La CGIL conferma: molti cercano coerenza tra lavoro e valori personali. Insomma, non basta più portare a casa la pagnotta, vogliono sentirsi parte di qualcosa che abbia senso. Tipo, lavorare in una startup che salva i ricci dall’estinzione o in una tech company che promette di rivoluzionare l’universo con un’app per prenotare il caffè al bar sotto casa.

E poi c’è la questione della flessibilità. Smart working, orari umani, tempo libero: parole che fino a qualche anno fa erano pura fantascienza e che ora sono diventate non negoziabili. Perché diciamolo, chi ha voglia di farsi due ore di traffico in tangenziale ogni giorno quando puoi lavorare in pigiama dal divano mentre il tuo gatto ti giudica?

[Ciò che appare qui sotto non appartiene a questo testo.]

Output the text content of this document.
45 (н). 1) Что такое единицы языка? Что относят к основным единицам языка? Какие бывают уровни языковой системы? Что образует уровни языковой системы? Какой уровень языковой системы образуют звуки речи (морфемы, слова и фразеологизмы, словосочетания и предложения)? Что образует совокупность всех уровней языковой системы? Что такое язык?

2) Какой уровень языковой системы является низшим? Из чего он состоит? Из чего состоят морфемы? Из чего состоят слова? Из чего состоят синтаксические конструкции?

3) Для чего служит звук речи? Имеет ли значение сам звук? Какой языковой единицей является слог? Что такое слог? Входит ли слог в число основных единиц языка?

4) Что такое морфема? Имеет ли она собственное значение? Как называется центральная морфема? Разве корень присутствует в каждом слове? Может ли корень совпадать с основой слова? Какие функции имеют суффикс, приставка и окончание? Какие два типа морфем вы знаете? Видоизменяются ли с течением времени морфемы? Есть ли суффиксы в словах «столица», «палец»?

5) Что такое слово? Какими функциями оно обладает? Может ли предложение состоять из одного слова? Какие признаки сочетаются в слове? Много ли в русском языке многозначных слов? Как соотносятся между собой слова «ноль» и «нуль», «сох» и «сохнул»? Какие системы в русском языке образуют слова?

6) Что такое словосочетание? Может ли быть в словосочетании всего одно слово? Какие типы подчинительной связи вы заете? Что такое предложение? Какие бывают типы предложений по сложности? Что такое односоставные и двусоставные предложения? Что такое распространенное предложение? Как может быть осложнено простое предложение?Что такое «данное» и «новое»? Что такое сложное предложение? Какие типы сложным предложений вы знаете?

Cosa succede a chi lascia il lavoro

Ma cosa succede quando lasci il lavoro? Non è che tutti hanno l’attico in Brera pagato da mamma e papà, eh. Molti si reinventano: freelance, piccoli business, side hustle che manco in Silicon Valley. C’è chi vende le sue grafiche su Etsy, chi fa il social media manager per il bar di quartiere, chi si butta sugli investimenti crypto (con alterne fortune, ma vabbè).

Il punto è che Milano, nonostante il costo della vita che fa venire l’ansia solo a pensarci, resta una città di opportunità. Ma se il lavoro non dà più quelle soddisfazioni (né quei soldi) che giustificano le sveglie all’alba, allora tanto vale rischiare. Un tempo si diceva “chi lascia la strada vecchia per la nuova sa quel che lascia, non sa quel che trova”, ma ormai il motto è diventato: “Chi lascia il lavoro tossico per una vita più serena, al massimo si apre un OnlyFans”.

E poi diciamocelo, se l’azienda non ti tratta come il CEO, almeno fai in modo di trattarti bene da solo. Quindi sì, la Grande Dimissione meneghina continua, con buona pace dei recruiter che si trovano più mail di dimissioni che CV.